身代わり花嫁として嫁ぎましたが、どうやら旦那様も身代わりのようです?

第46話 国王陛下への説明

 国王陛下への謁見の間には、リカルド様と私、そして遅れてやってきたお父様が揃った。

 やつれた様子のお父様は、私の姿を見て固まる。


「リゼット、お前なぜここに? ロンベルクへ嫁いだのではなかったのか? もしやお前がソフィをどこかに連れ去ったのか!!」


 今にも飛び掛からんかとばかりに私に向かってきたお父様を、周りにいた騎士たちが体を押さえて止める。いつも私を思い切り睨んでいたお父様の目は、精神的なダメージからなのか力がない。

 しばらく暴れていたお父様も、国王陛下が広間に入って来てからはさすがに大人しく引き下がった。

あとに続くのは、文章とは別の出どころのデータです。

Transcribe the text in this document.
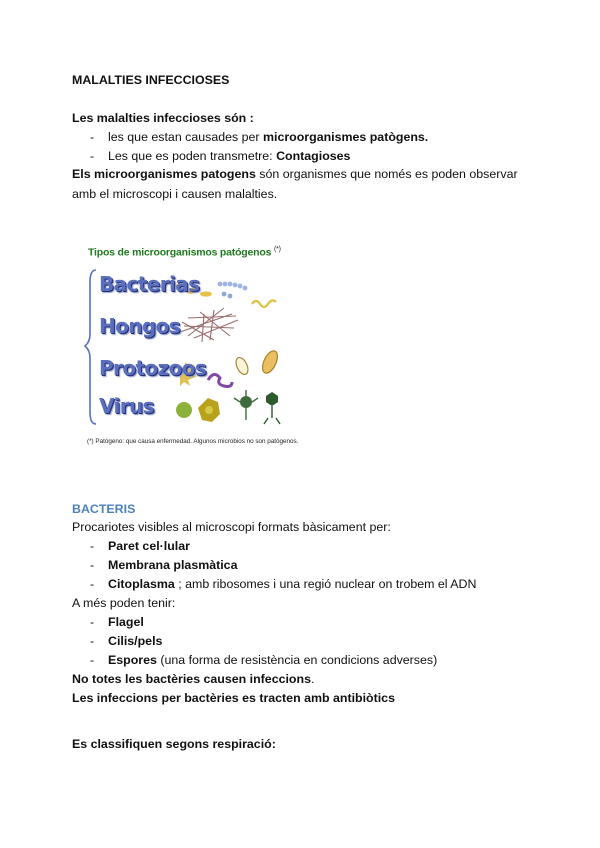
MALALTIES INFECCIOSES
Les malalties infeccioses són :
- les que estan causades per microorganismes patògens.
- Les que es poden transmetre: Contagioses
Els microorganismes patogens són organismes que només es poden observar
amb el microscopi i causen malalties.
Tipos de microorganismos patógenos (*)
Bacterias
Hongos
Protozoos
Virus
(*) Patógeno: que causa enfermedad. Algunos microbios no son patógenos.
BACTERIS
Procariotes visibles al microscopi formats bàsicament per:
- Paret cel·lular
- Membrana plasmàtica
- Citoplasma ; amb ribosomes i una regió nuclear on trobem el ADN
A més poden tenir:
- Flagel
- Cilis/pels
- Espores (una forma de resistència en condicions adverses)
No totes les bactèries causen infeccions.
Les infeccions per bactèries es tracten amb antibiòtics
Es classifiquen segons respiració:
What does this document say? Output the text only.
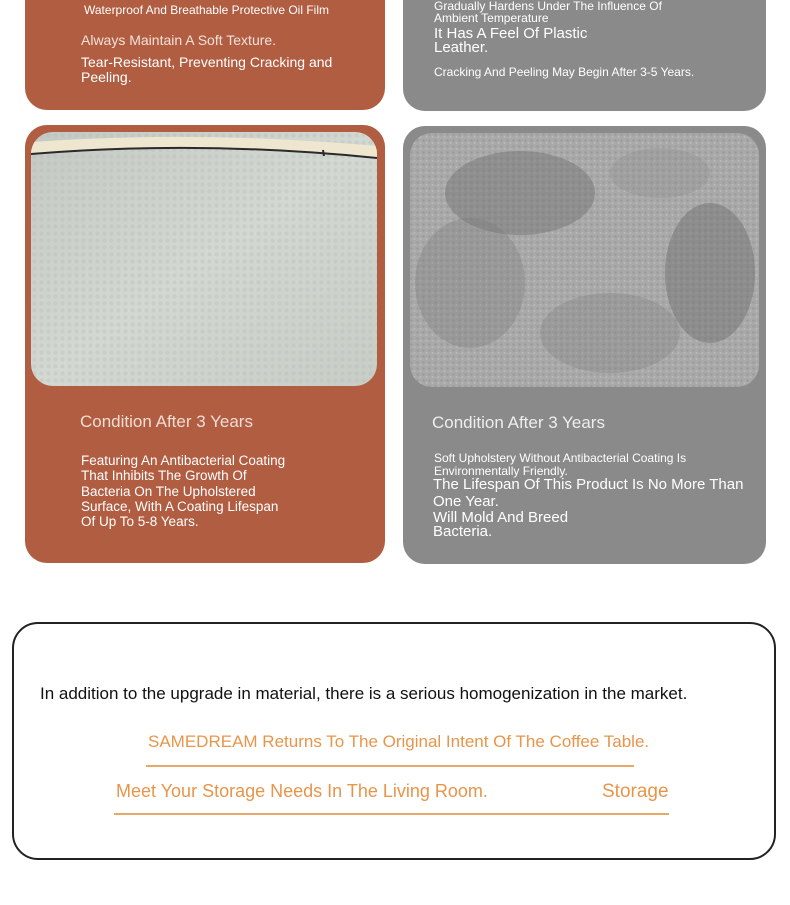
Waterproof And Breathable Protective Oil Film
Always Maintain A Soft Texture.
Tear-Resistant, Preventing Cracking and Peeling.
Gradually Hardens Under The Influence Of Ambient Temperature
It Has A Feel Of Plastic Leather.
Cracking And Peeling May Begin After 3-5 Years.
Condition After 3 Years
Featuring An Antibacterial Coating That Inhibits The Growth Of Bacteria On The Upholstered Surface, With A Coating Lifespan Of Up To 5-8 Years.
Condition After 3 Years
Soft Upholstery Without Antibacterial Coating Is Environmentally Friendly.
The Lifespan Of This Product Is No More Than One Year.
Will Mold And Breed Bacteria.
In addition to the upgrade in material, there is a serious homogenization in the market.
SAMEDREAM Returns To The Original Intent Of The Coffee Table.
Meet Your Storage Needs In The Living Room.	Storage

「……リカルド。今回の毒の一件、報告書に目を通した。ご苦労だったな」


 厳かな雰囲気の中、国王陛下がゆっくりとした口調でリカルド様に話しかける。


「陛下、この件を明らかにすることが、私を辺境伯から外してドルン医薬研究所の所長に任命して頂くための交換条件だということをお忘れではないですね? きちんと調べ上げましたのでご報告いたします。ヴァレリー伯爵も、驚かれるでしょうが落ち着いて聞いて下さい」


(…………ドルン医薬研究所の所長ですって?!)


 私はリカルド様の袖をちょんちょんと引っ張って小声で尋ねた。


「(ドルンの研究所の所長になるために、母の毒の件を調べていたんですか?)」
「(そうだよ。辺境伯をやめて研究所所長に据えてもらうために、僕は僕で実績を作らないとね)」


 私に向かってウィンクし、リカルド様は国王陛下の前に出る。


 ……なるほど、リカルド様と国王陛下はそういう約束をしていたのだ。

 身内であるリカルド様に名誉ある地位を与えたい国王陛下と、ご自分の好きな道に進みたいリカルド様。

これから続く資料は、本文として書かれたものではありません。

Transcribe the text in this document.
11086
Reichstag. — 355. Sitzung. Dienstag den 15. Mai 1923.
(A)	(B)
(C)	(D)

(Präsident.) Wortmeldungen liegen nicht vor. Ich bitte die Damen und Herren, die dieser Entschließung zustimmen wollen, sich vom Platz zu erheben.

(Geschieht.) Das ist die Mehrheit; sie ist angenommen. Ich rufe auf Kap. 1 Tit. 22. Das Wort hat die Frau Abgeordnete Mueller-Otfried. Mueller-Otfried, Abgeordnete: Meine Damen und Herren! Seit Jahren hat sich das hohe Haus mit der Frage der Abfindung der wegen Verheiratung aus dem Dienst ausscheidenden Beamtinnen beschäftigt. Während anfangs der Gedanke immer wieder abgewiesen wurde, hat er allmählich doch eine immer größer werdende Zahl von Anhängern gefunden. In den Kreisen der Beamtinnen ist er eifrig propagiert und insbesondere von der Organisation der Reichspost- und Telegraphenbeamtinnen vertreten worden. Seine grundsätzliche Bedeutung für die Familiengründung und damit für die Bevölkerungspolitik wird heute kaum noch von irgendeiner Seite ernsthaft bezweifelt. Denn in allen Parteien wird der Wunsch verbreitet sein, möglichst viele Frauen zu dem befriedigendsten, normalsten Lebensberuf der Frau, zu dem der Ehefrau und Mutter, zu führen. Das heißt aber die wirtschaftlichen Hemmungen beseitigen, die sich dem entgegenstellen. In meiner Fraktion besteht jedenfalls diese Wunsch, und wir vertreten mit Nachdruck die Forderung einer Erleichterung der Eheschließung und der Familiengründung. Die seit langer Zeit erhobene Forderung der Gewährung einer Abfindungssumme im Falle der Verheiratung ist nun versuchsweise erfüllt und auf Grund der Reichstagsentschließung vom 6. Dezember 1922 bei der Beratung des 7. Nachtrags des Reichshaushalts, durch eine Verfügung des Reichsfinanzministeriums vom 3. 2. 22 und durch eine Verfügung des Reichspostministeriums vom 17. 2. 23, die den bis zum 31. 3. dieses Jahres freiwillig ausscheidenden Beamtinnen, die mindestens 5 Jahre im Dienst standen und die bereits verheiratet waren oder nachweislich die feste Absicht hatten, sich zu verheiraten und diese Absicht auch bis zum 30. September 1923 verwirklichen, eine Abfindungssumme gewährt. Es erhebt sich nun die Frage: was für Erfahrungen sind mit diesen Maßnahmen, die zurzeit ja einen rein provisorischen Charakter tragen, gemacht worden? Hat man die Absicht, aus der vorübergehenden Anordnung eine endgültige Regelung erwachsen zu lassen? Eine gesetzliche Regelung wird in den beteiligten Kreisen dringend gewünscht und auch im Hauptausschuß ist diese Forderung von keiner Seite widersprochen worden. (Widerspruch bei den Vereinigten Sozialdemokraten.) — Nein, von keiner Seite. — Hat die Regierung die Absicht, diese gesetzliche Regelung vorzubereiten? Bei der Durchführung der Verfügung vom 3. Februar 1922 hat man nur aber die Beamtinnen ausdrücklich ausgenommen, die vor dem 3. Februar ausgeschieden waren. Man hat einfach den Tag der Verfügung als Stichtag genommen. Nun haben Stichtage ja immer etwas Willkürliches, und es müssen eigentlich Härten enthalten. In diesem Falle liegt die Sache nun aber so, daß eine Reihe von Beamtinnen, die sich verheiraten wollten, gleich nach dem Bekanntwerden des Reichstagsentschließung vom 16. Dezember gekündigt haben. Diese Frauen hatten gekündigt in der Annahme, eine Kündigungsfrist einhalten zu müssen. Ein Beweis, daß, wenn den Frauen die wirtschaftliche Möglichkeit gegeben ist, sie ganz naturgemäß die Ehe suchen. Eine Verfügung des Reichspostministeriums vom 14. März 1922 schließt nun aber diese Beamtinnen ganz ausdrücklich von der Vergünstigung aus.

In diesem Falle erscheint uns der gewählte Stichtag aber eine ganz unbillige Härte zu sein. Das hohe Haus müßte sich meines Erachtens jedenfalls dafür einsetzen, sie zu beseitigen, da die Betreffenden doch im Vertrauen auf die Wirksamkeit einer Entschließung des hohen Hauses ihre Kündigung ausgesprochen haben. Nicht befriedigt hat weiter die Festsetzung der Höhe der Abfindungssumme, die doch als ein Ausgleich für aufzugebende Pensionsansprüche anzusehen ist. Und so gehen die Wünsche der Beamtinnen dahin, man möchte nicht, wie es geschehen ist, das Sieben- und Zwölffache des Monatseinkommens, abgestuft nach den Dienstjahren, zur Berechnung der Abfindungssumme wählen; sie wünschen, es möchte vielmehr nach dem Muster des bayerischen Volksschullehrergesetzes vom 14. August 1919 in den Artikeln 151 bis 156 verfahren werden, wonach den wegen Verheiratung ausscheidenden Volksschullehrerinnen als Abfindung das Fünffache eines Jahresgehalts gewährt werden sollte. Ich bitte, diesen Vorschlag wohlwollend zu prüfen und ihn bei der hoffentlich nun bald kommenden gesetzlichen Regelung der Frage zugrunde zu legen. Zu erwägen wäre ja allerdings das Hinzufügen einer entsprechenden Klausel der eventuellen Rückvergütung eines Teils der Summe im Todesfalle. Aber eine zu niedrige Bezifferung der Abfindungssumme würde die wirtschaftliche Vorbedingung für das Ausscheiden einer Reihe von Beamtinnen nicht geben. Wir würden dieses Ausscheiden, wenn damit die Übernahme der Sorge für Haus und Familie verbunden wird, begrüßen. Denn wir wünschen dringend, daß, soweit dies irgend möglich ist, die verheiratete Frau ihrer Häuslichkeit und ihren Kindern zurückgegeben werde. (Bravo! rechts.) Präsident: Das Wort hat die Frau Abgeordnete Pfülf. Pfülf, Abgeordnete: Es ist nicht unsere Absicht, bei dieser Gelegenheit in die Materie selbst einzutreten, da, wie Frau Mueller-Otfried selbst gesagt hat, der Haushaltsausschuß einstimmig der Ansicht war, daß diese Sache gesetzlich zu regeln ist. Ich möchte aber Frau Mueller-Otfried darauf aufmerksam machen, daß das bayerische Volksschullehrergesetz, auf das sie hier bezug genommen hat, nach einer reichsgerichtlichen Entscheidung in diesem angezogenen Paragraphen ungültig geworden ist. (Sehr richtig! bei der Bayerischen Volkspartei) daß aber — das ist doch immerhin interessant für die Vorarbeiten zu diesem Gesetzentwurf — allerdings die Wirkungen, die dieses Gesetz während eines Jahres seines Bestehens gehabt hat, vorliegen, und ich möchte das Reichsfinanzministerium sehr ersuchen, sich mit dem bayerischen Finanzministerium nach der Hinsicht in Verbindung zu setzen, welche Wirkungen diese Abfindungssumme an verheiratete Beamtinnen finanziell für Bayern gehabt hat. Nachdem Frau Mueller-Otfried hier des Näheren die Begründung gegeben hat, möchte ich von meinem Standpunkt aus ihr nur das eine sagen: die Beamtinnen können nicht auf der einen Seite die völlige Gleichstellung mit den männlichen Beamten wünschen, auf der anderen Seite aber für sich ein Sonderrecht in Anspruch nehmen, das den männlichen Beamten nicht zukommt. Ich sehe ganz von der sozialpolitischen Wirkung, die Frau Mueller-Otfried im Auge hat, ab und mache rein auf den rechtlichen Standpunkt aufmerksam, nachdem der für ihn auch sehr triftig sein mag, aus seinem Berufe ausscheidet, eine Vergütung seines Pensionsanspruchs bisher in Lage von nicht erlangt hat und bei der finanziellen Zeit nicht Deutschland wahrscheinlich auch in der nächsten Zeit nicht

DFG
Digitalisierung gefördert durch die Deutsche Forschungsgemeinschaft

 一度任命してしまった辺境伯を早々にやめさせるなんて、国王陛下の任命責任が問われかねない。だからリカルド様はユーリ様が辺境伯にふさわしいという実績を作り、並行して自分がドルンの研究所所長にふさわしいという実績を作った。国内で発生した原因不明の毒殺未遂事件を解明したとあっては、誰もリカルド様の手腕を否定することはできない。

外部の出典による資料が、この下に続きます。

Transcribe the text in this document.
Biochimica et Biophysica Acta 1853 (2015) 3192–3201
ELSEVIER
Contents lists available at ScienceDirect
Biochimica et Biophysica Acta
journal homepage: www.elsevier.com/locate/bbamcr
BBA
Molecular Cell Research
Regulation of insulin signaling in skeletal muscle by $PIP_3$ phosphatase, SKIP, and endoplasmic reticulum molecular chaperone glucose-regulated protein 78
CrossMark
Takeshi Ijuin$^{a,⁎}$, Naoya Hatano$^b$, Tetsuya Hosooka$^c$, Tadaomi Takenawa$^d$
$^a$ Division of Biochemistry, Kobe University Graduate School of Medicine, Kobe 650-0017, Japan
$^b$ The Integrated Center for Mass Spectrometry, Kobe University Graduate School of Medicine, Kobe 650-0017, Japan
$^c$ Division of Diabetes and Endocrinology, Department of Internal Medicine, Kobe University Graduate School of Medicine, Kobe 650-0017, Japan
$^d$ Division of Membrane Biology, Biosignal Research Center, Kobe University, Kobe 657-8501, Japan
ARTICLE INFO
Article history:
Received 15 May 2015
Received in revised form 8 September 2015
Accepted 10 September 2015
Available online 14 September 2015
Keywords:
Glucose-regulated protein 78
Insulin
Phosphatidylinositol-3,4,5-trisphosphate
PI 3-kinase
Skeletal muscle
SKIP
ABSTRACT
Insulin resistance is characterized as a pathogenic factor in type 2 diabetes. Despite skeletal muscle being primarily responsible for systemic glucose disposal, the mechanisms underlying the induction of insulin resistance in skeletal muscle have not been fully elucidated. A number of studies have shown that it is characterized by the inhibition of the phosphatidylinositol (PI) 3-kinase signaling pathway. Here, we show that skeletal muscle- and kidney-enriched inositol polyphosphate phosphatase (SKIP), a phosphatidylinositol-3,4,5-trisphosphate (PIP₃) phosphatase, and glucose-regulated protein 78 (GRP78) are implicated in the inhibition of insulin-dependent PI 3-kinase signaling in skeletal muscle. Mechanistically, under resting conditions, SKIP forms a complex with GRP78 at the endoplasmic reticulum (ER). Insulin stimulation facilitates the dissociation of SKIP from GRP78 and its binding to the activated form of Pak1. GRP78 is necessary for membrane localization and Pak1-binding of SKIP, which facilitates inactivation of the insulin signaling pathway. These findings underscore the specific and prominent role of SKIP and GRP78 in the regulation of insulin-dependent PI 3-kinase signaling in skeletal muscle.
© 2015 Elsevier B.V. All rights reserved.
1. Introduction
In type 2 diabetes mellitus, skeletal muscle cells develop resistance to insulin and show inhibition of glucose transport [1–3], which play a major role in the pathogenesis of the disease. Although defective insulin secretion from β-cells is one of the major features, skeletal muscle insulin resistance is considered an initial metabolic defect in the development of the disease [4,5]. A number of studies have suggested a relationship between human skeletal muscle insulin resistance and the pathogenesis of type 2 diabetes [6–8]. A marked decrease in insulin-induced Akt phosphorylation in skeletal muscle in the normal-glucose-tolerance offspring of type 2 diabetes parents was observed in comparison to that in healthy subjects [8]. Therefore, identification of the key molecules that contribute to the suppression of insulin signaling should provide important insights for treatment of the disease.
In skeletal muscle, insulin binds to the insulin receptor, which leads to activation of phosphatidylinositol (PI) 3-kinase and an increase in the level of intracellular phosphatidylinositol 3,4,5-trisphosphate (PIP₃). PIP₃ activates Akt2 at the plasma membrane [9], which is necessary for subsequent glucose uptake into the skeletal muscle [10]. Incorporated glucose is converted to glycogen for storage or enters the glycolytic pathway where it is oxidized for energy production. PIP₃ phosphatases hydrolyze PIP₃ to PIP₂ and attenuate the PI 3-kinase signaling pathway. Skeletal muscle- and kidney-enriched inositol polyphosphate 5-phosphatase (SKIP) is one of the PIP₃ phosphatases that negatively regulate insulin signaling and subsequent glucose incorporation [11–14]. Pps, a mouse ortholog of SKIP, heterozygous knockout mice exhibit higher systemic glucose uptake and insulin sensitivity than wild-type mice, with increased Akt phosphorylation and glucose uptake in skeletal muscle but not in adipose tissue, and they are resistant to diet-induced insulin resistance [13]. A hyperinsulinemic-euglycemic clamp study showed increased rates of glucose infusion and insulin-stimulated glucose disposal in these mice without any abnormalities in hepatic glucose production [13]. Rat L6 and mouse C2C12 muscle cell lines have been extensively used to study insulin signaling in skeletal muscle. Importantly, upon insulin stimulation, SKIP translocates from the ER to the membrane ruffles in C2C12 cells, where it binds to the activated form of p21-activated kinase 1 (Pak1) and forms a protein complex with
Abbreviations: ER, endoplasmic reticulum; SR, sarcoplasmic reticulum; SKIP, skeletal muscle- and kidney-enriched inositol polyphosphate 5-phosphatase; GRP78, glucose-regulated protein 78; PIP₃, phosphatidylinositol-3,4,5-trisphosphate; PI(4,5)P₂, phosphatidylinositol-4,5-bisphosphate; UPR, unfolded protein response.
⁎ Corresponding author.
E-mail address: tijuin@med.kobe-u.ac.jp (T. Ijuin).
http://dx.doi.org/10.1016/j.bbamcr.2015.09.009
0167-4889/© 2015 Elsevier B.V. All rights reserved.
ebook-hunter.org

 ユーリ様がロンベルク辺境伯に、リカルド様が研究所所長になっても、誰も異論を唱えさえないための計画的な失踪だったのだ。

 国王陛下も、辺境伯に任命した自分の縁戚のリカルド様が女遊びに興じて悪い噂の的になることを避けたかったから、それで交換条件を飲んだのだろう。そのために、お母様に盛られたスミレの毒の事件が利用されたのだ。

 私はユーリ様に騙されたと思っていたけど、全ての元凶はリカルド様(この人)だったのかもしれない。一体どれだけの人を巻き込んで振り回せば満足するのだろう。